As the 2017 Virginia gubernatorial election comes to a close, the campaigning has become shockingly negative. Republican Ed Gillespie’s campaign has utilized anti-immigrant rhetoric and attempted to portray his Democratic opponent, Lt. Governor Ralph Northam, as responsible for the rise of the gang, MS-13. Meanwhile Northam depicts his opponent as hateful and an instrument of President Donald Trump, while evoking a connection between Gillespie and the white supremacist rally in Charlottesville in August.
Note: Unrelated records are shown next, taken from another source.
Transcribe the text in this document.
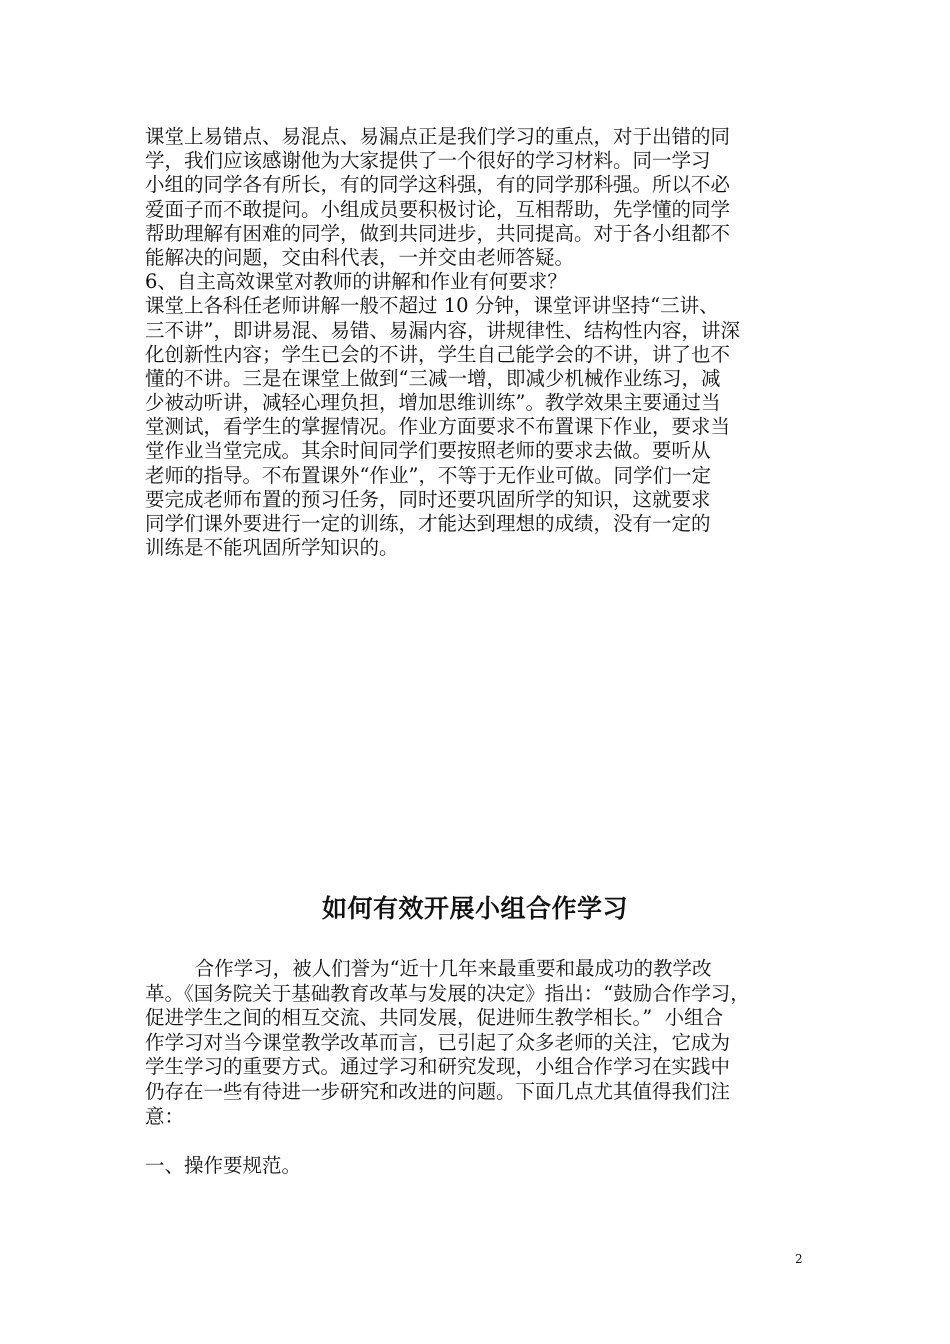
课堂上易错点、易混点、易漏点正是我们学习的重点，对于出错的同
学，我们应该感谢他为大家提供了一个很好的学习材料。同一学习
小组的同学各有所长，有的同学这科强，有的同学那科强。所以不必
爱面子而不敢提问。小组成员要积极讨论，互相帮助，先学懂的同学
帮助理解有困难的同学，做到共同进步，共同提高。对于各小组都不
能解决的问题，交由科代表，一并交由老师答疑。
6、自主高效课堂对教师的讲解和作业有何要求？
课堂上各科任老师讲解一般不超过 10 分钟，课堂评讲坚持“三讲、
三不讲”，即讲易混、易错、易漏内容，讲规律性、结构性内容，讲深
化创新性内容；学生已会的不讲，学生自己能学会的不讲，讲了也不
懂的不讲。三是在课堂上做到“三减一增，即减少机械作业练习，减
少被动听讲，减轻心理负担，增加思维训练”。教学效果主要通过当
堂测试，看学生的掌握情况。作业方面要求不布置课下作业，要求当
堂作业当堂完成。其余时间同学们要按照老师的要求去做。要听从
老师的指导。不布置课外“作业”，不等于无作业可做。同学们一定
要完成老师布置的预习任务，同时还要巩固所学的知识，这就要求
同学们课外要进行一定的训练，才能达到理想的成绩，没有一定的
训练是不能巩固所学知识的。
如何有效开展小组合作学习
合作学习，被人们誉为“近十几年来最重要和最成功的教学改
革。《国务院关于基础教育改革与发展的决定》指出：“鼓励合作学习，
促进学生之间的相互交流、共同发展，促进师生教学相长。”  小组合
作学习对当今课堂教学改革而言，已引起了众多老师的关注，它成为
学生学习的重要方式。通过学习和研究发现，小组合作学习在实践中
仍存在一些有待进一步研究和改进的问题。下面几点尤其值得我们注
意：
一、操作要规范。
2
This level of animosity may have turned some potential voters off of supporting either of the candidates. Recent polling suggests that neither of the candidates can expect much more than a plurality victory in the election on Tuesday, Nov. 8. An aggregate of 24 polls taken since the beginning of September finds Northam receiving on average 47 percent of the vote while Gillespie garnering 42 percent. This leaves about ten percent of respondents who are either undecided, planning to vote for a third party candidate like Libertarian Clifford Hyra, or unlikely to vote at all. Evidently there is some degree of dissatisfaction with both candidates that cannot be adequately expressed in a winner-take-all election.
Situations where both of the major party candidates appear unsatisfactory to a large portion of the population have grown increasingly common. However, modifying the electoral system could make huge strides in addressing this dilemma. If the Virginia legislature implemented ranked choice voting (RCV), voters could express their dissatisfaction with the candidates without fear of wasting their vote.
Thus, a voter that prefers Hyra to either of the major party candidates but dislikes Gillespie most of all, could rank Hyra as their preference followed by Northam. Use of this system would allow third party candidates in Virginia like Hyra or any of the 16 third party candidates running for the House of Delegates to actually mount a challenge.
Fear of being ranked second or even third would be a prime motivating factor for major party candidates like Gillespie and Northam to temper their negativity. When a candidate faces only one other notable opponent, he or she only need to convince voters that they would be preferable to their rival. However, through the use of RCV, the candidates must make an effort to appeal to the largest portion of the electorate as possible.
There have previously been attempts in Virginia to implement RCV in elections. House Bill 2315, was introduced in the Virginia General Assembly in January 2017, and would have enacted RCV in all state elections for the U.S. Senate, House of Representatives, and the Commonwealth’s General Assembly. While the bill is no longer on the floor, its introduction suggests the possibility for future action. Additionally, on several occasions, the Arlington County Democratic Committee has utilized RCV to nominate local candidates.
So there remains an interest in implementing RCV in Virginia. And while all eligible voters should exercise their right to be heard at the ballot box in the Old Dominion on Tuesday, they should also remember that a better election system exists.